Why the Opt Out?

Tuesday, May 20, 2008

I've traded The Desk for The Nest. I'm back home again. What now?

When The Kiddo's were babies, my job as Momma was clearly defined and clearly demanding. Nurse them, bathe them, dress them, socialize them, teach them to read and beg them to not bite their playmates. Sleep for a few hours and then repeat. Finally the day arrived when I could send them off to school and get myself back to "real work."

Problem is, "Real Work" didn't feel nearly as fulfilling as I though it would, and my heart and head were never really at The Desk. It's a familiar conundrum for post-modern mothers. While we recognize the importance of face time with our children, women of my generation bear the standard of a million bras burned to pave our way to "The Top." Now it feels almost as if a PhD. and a corner office are required of any Complete Woman. Domesticity feels like an antiquated notion that has been steam-rolled by a marching mob of Rosie the Riveters chanting "Because we CAN do it all, we MUST." For some women, pursuing a career is less a matter of Feminist Ambition than a matter of necessity; some mothers would much rather be at home, but simply must work to pay the bills and buy the bread. A few lucky Momma's have careers fueled neither by ambition or necessity, but by the sheer love of her work.

But the fact of the matter is , whatever her motivation, pursuing a career means a Momma must relinquish, on average, 40 hours per week of precious face time with her kids. I did it for several years. When the kids were toddlers, I started my own Pet Sitting business and worked mostly from home. But the little business got bigger and soon I found myself working nights and weekends and holidays and missing all the good stuff that goes on at home during nights and weekends and holidays. When I missed my second consecutive Christmas Morning, I resolved to find a traditional 9 to 5 gig that would, oddly enough, give me more time with my family. So I sold the business, got a desk job and stayed for several years. The pay was not great, but I liked my work and I adored my boss and coworkers. The culture promoted work-life balance and allowed me to do a decent job of juggling kids and career. It was this combination of great people and supportive culture that made it a tough decision for me to take a new job in a different department. All signs pointed to this new job being a great opportunity for career advancement and the pay hike was considerable. And so, with mixed feelings, I took the new job. And hated it.

While the pay itself was delicious, the job, the people, the atmosphere were such that every day I sat at my desk and wondered "Why in the world do I do this to myself?" I was walking out the door in the morning miserable at the prospect of another day, and bringing even more miserable back home with me in the evening. I was living proof that Biggie was right: "Mo' Money, Mo' Problems." My work stress was boiling over into the rest of my life and neither I or my family was very happy. So after some consideration, my husband and I decided to go out on a very precarious financial limb and I Opted Out. I quit my job and oh it felt good.

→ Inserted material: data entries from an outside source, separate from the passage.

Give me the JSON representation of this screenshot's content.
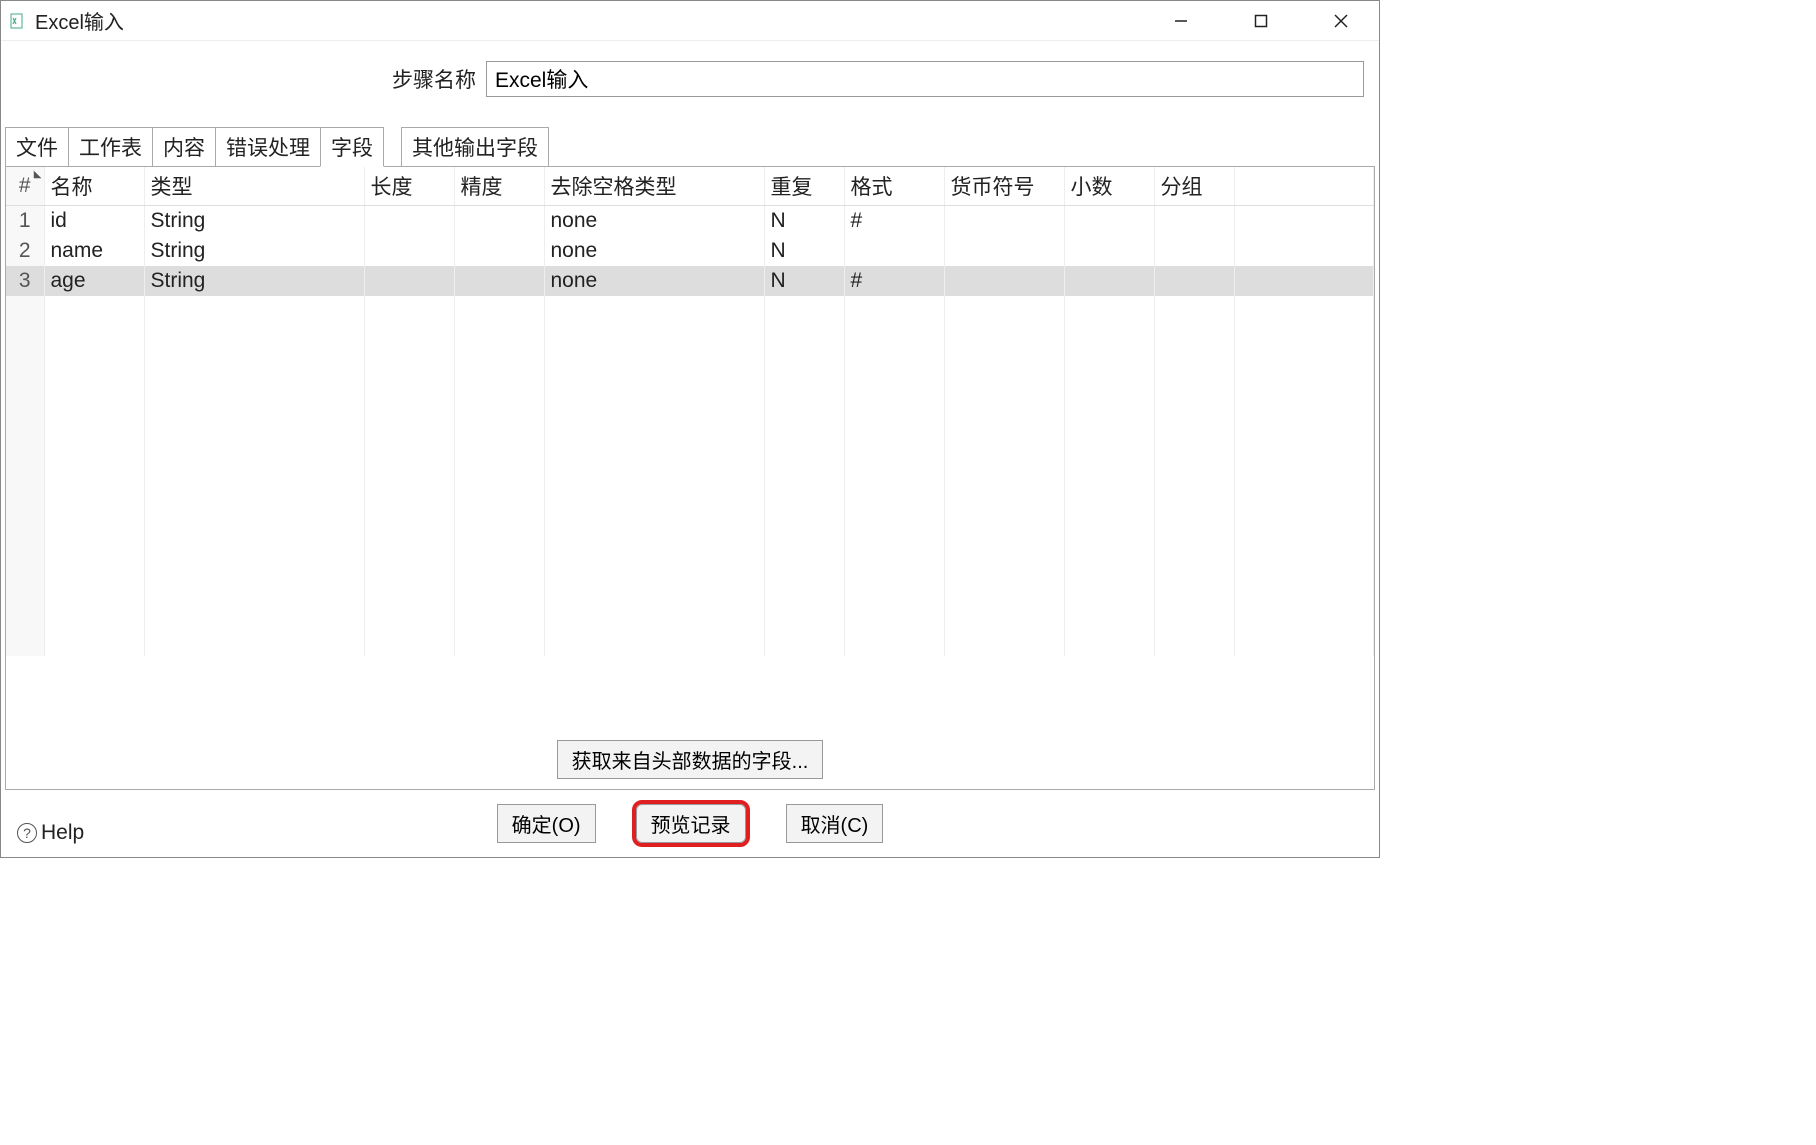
{
  "window": {
    "title": "Excel输入"
  },
  "step": {
    "label": "步骤名称",
    "value": "Excel输入"
  },
  "tabs": {
    "file": "文件",
    "sheet": "工作表",
    "content": "内容",
    "error": "错误处理",
    "fields": "字段",
    "otherOutput": "其他输出字段"
  },
  "grid": {
    "headers": {
      "num": "#",
      "name": "名称",
      "type": "类型",
      "length": "长度",
      "precision": "精度",
      "trim": "去除空格类型",
      "repeat": "重复",
      "format": "格式",
      "currency": "货币符号",
      "decimal": "小数",
      "group": "分组"
    },
    "rows": [
      {
        "num": "1",
        "name": "id",
        "type": "String",
        "length": "",
        "precision": "",
        "trim": "none",
        "repeat": "N",
        "format": "#",
        "currency": "",
        "decimal": "",
        "group": ""
      },
      {
        "num": "2",
        "name": "name",
        "type": "String",
        "length": "",
        "precision": "",
        "trim": "none",
        "repeat": "N",
        "format": "",
        "currency": "",
        "decimal": "",
        "group": ""
      },
      {
        "num": "3",
        "name": "age",
        "type": "String",
        "length": "",
        "precision": "",
        "trim": "none",
        "repeat": "N",
        "format": "#",
        "currency": "",
        "decimal": "",
        "group": ""
      }
    ],
    "selectedRow": 2
  },
  "buttons": {
    "getHeaderFields": "获取来自头部数据的字段...",
    "ok": "确定(O)",
    "preview": "预览记录",
    "cancel": "取消(C)"
  },
  "help": {
    "label": "Help"
  }
}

Being a Stay at Home mom again was not my initial intention. After all, The Kiddo's are in school all day. They don't need me like they used to. I had aspirations of getting the Pet Sitting business going again, bigger and better this time. And I still might do it someday. But I took some "time off" to relax and just be Momma. Much to my surprise, when I had the time to slow down and really look at them, I barely recognized these fascinating creatures who are half ME and so uniquely themselves.

They're not my babies anymore, that's for sure: The Eldest, who is currently about to graduate from elementary school, is in an awkward, lanky limbo between Boy and Young Man. He's a mere 4 inches shorter than I am, and he's got moderate acne, radical opinions and the paltry beginnings of a mustache.

The Wee One is not wee in the slightest anymore. He's turning 10! My youngest offspring is rapidly approaching the decade mark! Though he's still got slight traces of baby in him, he's declared that he's "big now" because he's officially in love and he knows about politics (he has, in fact, broached the subjects of sex and Socialism in the same day.)

How did this happen? Where did my babies go? And who ARE these young men who call me Momma? So as not to miss another moment or milestone, I've opted out of the work world and back in to full time mommy-hood. I'm gonna parent these kids like its my job! It's true that they don't need me like they used to. But they still need me. For a precious few more years, they still need me.

The next decade's gonna be interesting.

1 comments:

Matt DiMarco said...

I am so not ready for the day when I realize that Kai isn't a boy anymore and is becoming a young man. If they could only stay 3 months forever.